Obviously it would be nice ultimately to have the implementation written in itself, but I had resigned myself to maintaining it in C++ to solve the chicken and egg problem: suppose you download the compiler for the first time and it is itself written in Aklo, how do you compile it? As I understand it, different Linux distributions and other UNIX like systems have different conventions for binary formats.
But it's just occurred to me, a solution might be to ship the .s file (well, one per CPU architecture): it's fair to assume you have or can install the GNU assembler. Of course I'd still need a bootstrap compiler, but that doesn't need to be fast; I can write it in Python.
Is assembler portable in the way that binaries are not? Are there any other stumbling blocks I haven't thought of?

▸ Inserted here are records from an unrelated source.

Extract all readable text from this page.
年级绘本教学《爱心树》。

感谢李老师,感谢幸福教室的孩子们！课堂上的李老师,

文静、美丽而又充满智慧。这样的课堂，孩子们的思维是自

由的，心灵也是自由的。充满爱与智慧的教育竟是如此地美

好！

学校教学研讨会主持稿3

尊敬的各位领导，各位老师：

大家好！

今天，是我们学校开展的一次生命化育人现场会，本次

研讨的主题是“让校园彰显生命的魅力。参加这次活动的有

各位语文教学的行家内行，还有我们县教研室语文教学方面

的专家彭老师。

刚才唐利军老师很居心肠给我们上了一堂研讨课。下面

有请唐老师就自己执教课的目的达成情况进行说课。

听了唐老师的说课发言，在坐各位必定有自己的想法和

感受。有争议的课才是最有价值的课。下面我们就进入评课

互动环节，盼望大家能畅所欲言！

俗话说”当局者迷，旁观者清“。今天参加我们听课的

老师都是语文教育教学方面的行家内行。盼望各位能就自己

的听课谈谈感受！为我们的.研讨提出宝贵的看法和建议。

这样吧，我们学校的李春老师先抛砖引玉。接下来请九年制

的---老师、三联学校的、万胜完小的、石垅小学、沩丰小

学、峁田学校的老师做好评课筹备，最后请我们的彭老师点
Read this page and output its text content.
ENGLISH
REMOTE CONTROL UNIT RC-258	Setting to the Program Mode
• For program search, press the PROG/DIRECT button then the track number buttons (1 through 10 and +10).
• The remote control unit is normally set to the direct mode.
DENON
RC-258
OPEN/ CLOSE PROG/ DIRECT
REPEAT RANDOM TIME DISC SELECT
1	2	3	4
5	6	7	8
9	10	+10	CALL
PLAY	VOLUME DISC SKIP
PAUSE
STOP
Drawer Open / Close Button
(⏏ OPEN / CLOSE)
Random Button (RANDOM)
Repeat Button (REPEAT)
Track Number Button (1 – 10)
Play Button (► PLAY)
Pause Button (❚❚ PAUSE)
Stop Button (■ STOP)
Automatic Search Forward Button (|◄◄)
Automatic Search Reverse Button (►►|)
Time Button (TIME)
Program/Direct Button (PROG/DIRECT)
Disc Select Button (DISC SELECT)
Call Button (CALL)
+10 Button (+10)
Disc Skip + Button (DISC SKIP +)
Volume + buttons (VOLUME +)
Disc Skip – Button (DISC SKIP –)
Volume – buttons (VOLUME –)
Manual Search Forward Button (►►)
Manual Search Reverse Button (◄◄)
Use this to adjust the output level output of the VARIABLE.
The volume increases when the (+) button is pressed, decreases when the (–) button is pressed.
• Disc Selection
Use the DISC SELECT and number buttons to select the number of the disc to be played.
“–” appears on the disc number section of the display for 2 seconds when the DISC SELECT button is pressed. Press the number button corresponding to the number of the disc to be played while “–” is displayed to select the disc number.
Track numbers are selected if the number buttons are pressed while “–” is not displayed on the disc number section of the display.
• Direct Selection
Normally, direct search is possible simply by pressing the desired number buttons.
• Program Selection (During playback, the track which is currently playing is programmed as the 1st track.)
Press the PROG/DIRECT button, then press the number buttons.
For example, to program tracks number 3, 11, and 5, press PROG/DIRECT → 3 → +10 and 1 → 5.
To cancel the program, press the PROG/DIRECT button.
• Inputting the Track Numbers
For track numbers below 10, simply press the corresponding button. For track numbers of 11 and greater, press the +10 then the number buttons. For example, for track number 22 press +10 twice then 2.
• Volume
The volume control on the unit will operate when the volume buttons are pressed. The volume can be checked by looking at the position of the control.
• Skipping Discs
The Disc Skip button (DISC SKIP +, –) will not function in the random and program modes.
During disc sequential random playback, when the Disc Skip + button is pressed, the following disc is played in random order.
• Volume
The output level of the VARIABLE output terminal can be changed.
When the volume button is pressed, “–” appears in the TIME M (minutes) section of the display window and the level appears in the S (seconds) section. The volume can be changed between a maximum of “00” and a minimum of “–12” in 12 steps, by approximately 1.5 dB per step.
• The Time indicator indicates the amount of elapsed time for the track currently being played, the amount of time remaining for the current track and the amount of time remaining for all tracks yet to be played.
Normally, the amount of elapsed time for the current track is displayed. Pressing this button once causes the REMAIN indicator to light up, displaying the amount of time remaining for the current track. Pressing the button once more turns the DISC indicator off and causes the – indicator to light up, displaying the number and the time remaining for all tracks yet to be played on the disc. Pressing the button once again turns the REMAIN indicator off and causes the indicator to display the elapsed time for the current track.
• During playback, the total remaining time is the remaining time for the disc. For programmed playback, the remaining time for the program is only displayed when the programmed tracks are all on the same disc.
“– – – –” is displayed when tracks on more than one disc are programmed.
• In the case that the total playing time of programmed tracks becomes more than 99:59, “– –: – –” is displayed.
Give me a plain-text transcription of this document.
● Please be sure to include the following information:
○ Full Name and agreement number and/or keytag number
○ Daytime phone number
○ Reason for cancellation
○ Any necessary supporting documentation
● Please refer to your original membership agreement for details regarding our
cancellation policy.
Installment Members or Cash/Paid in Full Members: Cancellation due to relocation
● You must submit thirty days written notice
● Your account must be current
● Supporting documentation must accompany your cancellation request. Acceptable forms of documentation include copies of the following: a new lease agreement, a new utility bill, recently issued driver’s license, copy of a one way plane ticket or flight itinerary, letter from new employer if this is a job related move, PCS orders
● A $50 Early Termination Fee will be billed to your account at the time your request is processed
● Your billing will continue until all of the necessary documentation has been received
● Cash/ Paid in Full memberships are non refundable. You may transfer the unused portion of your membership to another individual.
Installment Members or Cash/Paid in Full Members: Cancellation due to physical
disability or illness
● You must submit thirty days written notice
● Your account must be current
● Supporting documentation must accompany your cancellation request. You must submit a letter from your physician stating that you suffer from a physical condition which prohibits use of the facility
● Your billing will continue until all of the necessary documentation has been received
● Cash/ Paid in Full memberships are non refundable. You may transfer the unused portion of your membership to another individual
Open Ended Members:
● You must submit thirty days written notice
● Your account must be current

Added in response to one answer:
I had looked wistfully at LLVM, there is certainly a lot of good stuff there and it would make my life easier -- except that it would incur a dependency on the correct version of LLVM being installed. It wouldn't be so bad having that dependency on development machines, but in a world where it's common to ship programs as source, the same dependency would be incurred for every user of every program ever written in Aklo, and I decided that was too high a price to pay.
But if the solution of shipping compiled programs as assembler works... then that solves that problem, and I can use LLVM after all, which would be a big win.
So the question about portability of assembler is even considerably more important than I had first realized.
Conclusion: from answers here and on the LLVM mailing list http://lists.cs.uiuc.edu/pipermail/llvmdev/2010-January/028991.html it seems the bad news is the problem is unsolvable, but the good news is that means using LLVM makes it no worse, so I'm free to do so and obtain all the advantages thereof.
You might want to check out LLVM before going down this particular path. It might make your life a lot easier, as it provides a low level virtual machine that makes a lot of hard stuff just work and has been very popular.
At a very high level, the ABI consists of { instruction set, system calls, binary format, libraries }.
Distribution as .s may free you from the binary format. This is still rather pointless, because you are fixed to a particular ISA and still need to use libraries and/or make system calls. Libraries vary from distribution to distribution (although this isn't really that bad, especially if you just use libc) and syscalls vary from OS to OS.
It's basically 20 years since I last bootstrapped a C compiler. At the level of compilers, the differences between Linux distributions are minimal.
The much more important reason for going LLVM is cross-platform; if you're not writing some intermediate language, your compiler will be extremely difficult to retarget for different processors. And seeing as, on my laptop, I have compilers for x86, x86_64, two kinds of MIPS, PowerPC, ARM and AVR... you see where I'm going? I can compile multiple languages for most of those targets too (only C for AVR).